From a soldier’s point of view, there’s a reluctance to give away information about strategy and tactics. But if the result is a humanitarian debacle, that will undermine the credibility of any military victory.
In any case, a coherent plan for the assault on the city has been slow in coming.
Iraq’s army is still rebuilding after the mauling at the hands of ISIS in 2014, and its top brass has to bring in line a plethora of different actors and militias that want to take part in the offensive.
This has left aid agencies second guessing how best to deploy their already limited resources.
“The timing of what we can do is linked to the military planning,” says the UN’s Grande.
With the clock ticking, NGOs will have to race to allocate their resources once the fighting sets the human tidal wave in motion. Aid agencies have the bulk of their staff and resources in the Kurdish region to the north and east, and will struggle to reach those who flee southward, a problem exacerbated by red tape and the Iraqi government’s bureaucratic inertia. According to the NRC, half of those fleeing Mosul will gravitate toward the south.
The uncertainty extends to how the cash-strapped Kurdistan Regional Government (KRG) will react to a renewed influx after taking in roughly 1.3 million internally displaced people who fled to the autonomous region in the wake of the Islamic State’s sweep through Iraq in 2014.
Aid officials and recent internal UN memos seen by The Daily Beast suggest that the Kurds are unwilling to accommodate significant numbers of new arrivals from Mosul.

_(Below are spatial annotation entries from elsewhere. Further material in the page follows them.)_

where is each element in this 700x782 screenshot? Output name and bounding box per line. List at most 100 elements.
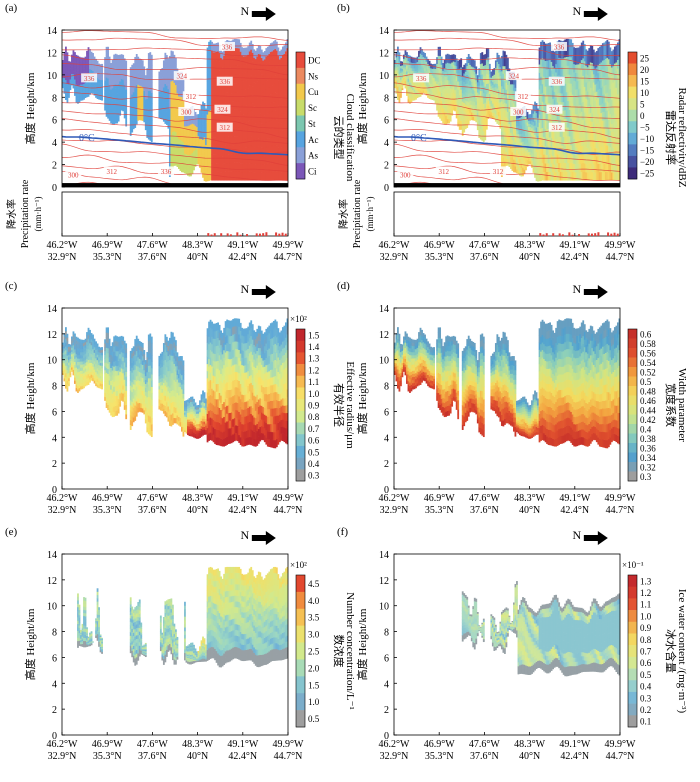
field-cell xyxy=(488,77,491,81)
field-cell xyxy=(92,83,94,87)
field-cell xyxy=(409,94,411,98)
field-cell xyxy=(597,56,600,65)
field-cell xyxy=(272,75,275,85)
field-cell xyxy=(171,73,174,81)
field-cell xyxy=(528,157,530,162)
field-cell xyxy=(62,79,64,82)
field-cell xyxy=(98,90,100,93)
field-cell xyxy=(516,141,518,146)
field-cell xyxy=(592,114,595,124)
field-cell xyxy=(580,154,583,164)
field-cell xyxy=(275,110,278,120)
field-cell xyxy=(116,84,119,90)
field-cell xyxy=(227,127,230,137)
field-cell xyxy=(196,160,198,165)
field-cell xyxy=(284,119,287,129)
field-cell xyxy=(191,131,194,137)
field-cell xyxy=(473,116,476,121)
colorbar-label: 0 xyxy=(640,111,645,121)
field-cell xyxy=(86,68,88,72)
field-cell xyxy=(431,93,434,96)
colorbar-label: −20 xyxy=(640,157,655,167)
field-cell xyxy=(466,118,469,124)
field-cell xyxy=(541,136,544,146)
field-cell xyxy=(454,93,457,98)
field-cell xyxy=(532,151,535,156)
field-cell xyxy=(65,89,67,94)
field-cell xyxy=(278,115,281,125)
field-cell xyxy=(278,131,281,141)
field-cell xyxy=(589,138,592,147)
field-cell xyxy=(600,112,603,122)
field-cell xyxy=(251,69,254,79)
contour-label-bg xyxy=(65,169,82,179)
field-cell xyxy=(543,85,545,95)
field-cell xyxy=(176,80,179,88)
field-cell xyxy=(165,107,168,112)
precip-bar xyxy=(594,233,597,236)
field-cell xyxy=(479,128,482,135)
field-cell xyxy=(95,87,97,91)
field-cell xyxy=(491,78,494,83)
field-cell xyxy=(519,154,521,160)
field-cell xyxy=(616,94,619,104)
field-cell xyxy=(65,73,67,77)
field-cell xyxy=(445,76,448,81)
field-cell xyxy=(586,172,589,181)
field-cell xyxy=(98,92,100,96)
field-cell xyxy=(517,126,520,131)
field-cell xyxy=(93,83,96,86)
field-cell xyxy=(185,130,188,135)
field-cell xyxy=(562,49,565,59)
field-cell xyxy=(449,83,452,89)
field-cell xyxy=(250,75,253,85)
field-cell xyxy=(220,131,223,140)
field-cell xyxy=(191,156,194,162)
field-cell xyxy=(125,122,128,127)
field-cell xyxy=(256,64,259,74)
field-cell xyxy=(193,124,195,129)
precip-unit: (mm·h⁻¹) xyxy=(33,197,43,232)
field-cell xyxy=(193,150,195,156)
field-cell xyxy=(266,146,269,156)
field-cell xyxy=(433,68,435,72)
field-cell xyxy=(238,109,241,119)
field-cell xyxy=(99,68,102,72)
field-cell xyxy=(612,49,615,59)
field-cell xyxy=(535,117,538,123)
field-cell xyxy=(537,113,539,118)
field-cell xyxy=(595,147,598,157)
field-cell xyxy=(535,122,538,128)
field-cell xyxy=(74,60,76,64)
field-cell xyxy=(592,82,595,91)
field-cell xyxy=(158,71,161,75)
field-cell xyxy=(455,95,458,100)
field-cell xyxy=(84,95,87,99)
field-cell xyxy=(185,158,188,163)
colorbar-cell xyxy=(628,155,637,168)
field-cell xyxy=(523,131,526,137)
field-cell xyxy=(547,111,550,121)
field-cell xyxy=(500,101,503,110)
field-cell xyxy=(413,84,416,88)
field-cell xyxy=(211,59,213,69)
field-cell xyxy=(455,84,458,89)
field-cell xyxy=(437,64,440,69)
field-cell xyxy=(618,153,620,163)
field-cell xyxy=(116,114,119,120)
field-cell xyxy=(400,86,402,89)
field-cell xyxy=(209,171,212,181)
field-cell xyxy=(214,60,216,70)
field-cell xyxy=(469,80,472,85)
field-cell xyxy=(116,93,119,98)
field-cell xyxy=(534,120,536,126)
field-cell xyxy=(277,72,280,81)
field-cell xyxy=(424,60,426,64)
field-cell xyxy=(215,94,218,104)
field-cell xyxy=(604,84,607,94)
field-cell xyxy=(494,109,497,115)
field-cell xyxy=(550,129,553,139)
field-cell xyxy=(284,85,287,95)
field-cell xyxy=(601,128,604,138)
field-cell xyxy=(472,101,475,106)
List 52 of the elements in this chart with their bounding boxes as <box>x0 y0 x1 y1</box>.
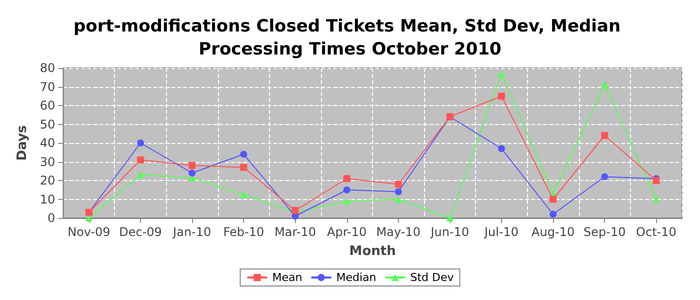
point <box>137 171 144 178</box>
y-tick-label: 70 <box>40 80 56 94</box>
y-tick-label: 50 <box>40 117 56 132</box>
legend-label: Mean <box>272 271 302 284</box>
point <box>498 92 506 100</box>
x-tick-label: Sep-10 <box>584 225 626 239</box>
x-tick-label: Jul-10 <box>483 225 519 239</box>
point <box>498 145 506 152</box>
point <box>85 214 92 222</box>
point <box>188 170 196 176</box>
y-axis-title: Days <box>15 125 30 161</box>
point <box>550 196 557 203</box>
x-tick-label: Mar-10 <box>274 225 316 239</box>
x-tick-label: Nov-09 <box>68 225 110 239</box>
x-tick-label: Aug-10 <box>532 225 575 239</box>
y-tick-label: 10 <box>40 192 56 206</box>
x-tick-label: Jan-10 <box>172 225 212 239</box>
x-tick-label: Apr-10 <box>327 225 367 239</box>
chart-title: port-modifications Closed Tickets Mean, Std Dev, Median Processing Times October 2010 <box>74 16 626 60</box>
point <box>394 188 402 196</box>
point <box>550 210 557 218</box>
point <box>343 186 350 194</box>
y-tick-label: 0 <box>48 211 56 225</box>
x-axis-title: Month <box>349 244 396 259</box>
x-tick-label: May-10 <box>376 225 420 239</box>
legend-label: Median <box>336 271 376 284</box>
x-tick-label: Oct-10 <box>636 225 676 239</box>
point <box>137 140 144 146</box>
y-tick-label: 20 <box>40 174 56 188</box>
point <box>188 162 196 169</box>
x-tick-label: Dec-09 <box>119 225 162 239</box>
y-tick-label: 80 <box>40 61 56 75</box>
point <box>240 150 248 158</box>
point <box>240 164 248 171</box>
point <box>343 175 350 182</box>
point <box>394 196 402 203</box>
point <box>343 198 350 205</box>
point <box>498 70 506 78</box>
y-tick-label: 40 <box>40 136 56 150</box>
point <box>240 191 248 198</box>
point <box>601 81 608 88</box>
point <box>601 173 608 180</box>
x-tick-label: Jun-10 <box>430 225 470 239</box>
y-tick-label: 30 <box>40 154 56 169</box>
x-tick-label: Feb-10 <box>223 225 264 239</box>
point <box>652 196 660 203</box>
point <box>601 132 608 139</box>
legend-label: Std Dev <box>410 271 454 284</box>
point <box>137 156 144 164</box>
y-tick-label: 60 <box>40 98 56 112</box>
point <box>394 180 402 188</box>
point <box>446 214 454 222</box>
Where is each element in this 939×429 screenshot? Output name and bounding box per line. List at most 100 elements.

If the KRG stops them from entering its territory, as many as 350,000 people will be trapped in a narrow corridor of land only recently taken from ISIS.
The Kurds say it will not come to this, pointing to the work that is underway to manage a further inflow.
“We are preparing to receive people from Mosul,” says Farhad Atrushi, the governor of Dohuk province, which abuts Mosul’s northern flank. Two new camps in Kurdish territory are nearing completion, the construction contracts for a third will be awarded soon, and a fourth camp is in the planning stages, says the governor.
But a long-running budget dispute with the central government in Baghdad, low oil prices, and the two-year-long war on ISIS have left the Kurdish economy in tatters. Kurdish President Masoud Barzani has been vocal about independence from Iraq, and the Kurds are eyeing, as part of that, sizable territories that lie between Mosul and KRG territory.
While pledging to continue their humanitarian support for ther fellow Iraqis, the Kurds have limited means to help, and are wary of changing the ethnic composition in the disputed territories north of Mosul by embracing the city’s fleeing Arab population.
“We have no planned limits,” says Atrushi, “but the capacity and capability of the KRG as a government and a region is limited because of a number of factors: the war on ISIS, the economy, and the political differences with Baghdad.”
As the aid sector scrambles to minimize the humanitarian fallout from the battle for Mosul, ISIS is digging in. During the battle for Fallujah, which fell to Iraqi forces after six weeks of bitter fighting, the jihadists at first prevented inhabitants from leaving. The insurgents shot many civilians making a run for it, while others died stepping on roadside bombs.
Those who made it out were harassed by Shia militias that had formed a cordon around the city.
The sectarian militias were soon accused of torturing and killing civilians fleeing Fallujah, adding to their record of war crimes. Baghdad wields little influence over these powerful armed groups, which have announced their intention to take part in the Mosul operation.
Caught between the hammer of Mosul’s fanatical, bloodthirsty defenders and the anvil of vengeful Shia militias, those huddling on barren emergency sites during the cold winter nights may count themselves the fortunate ones.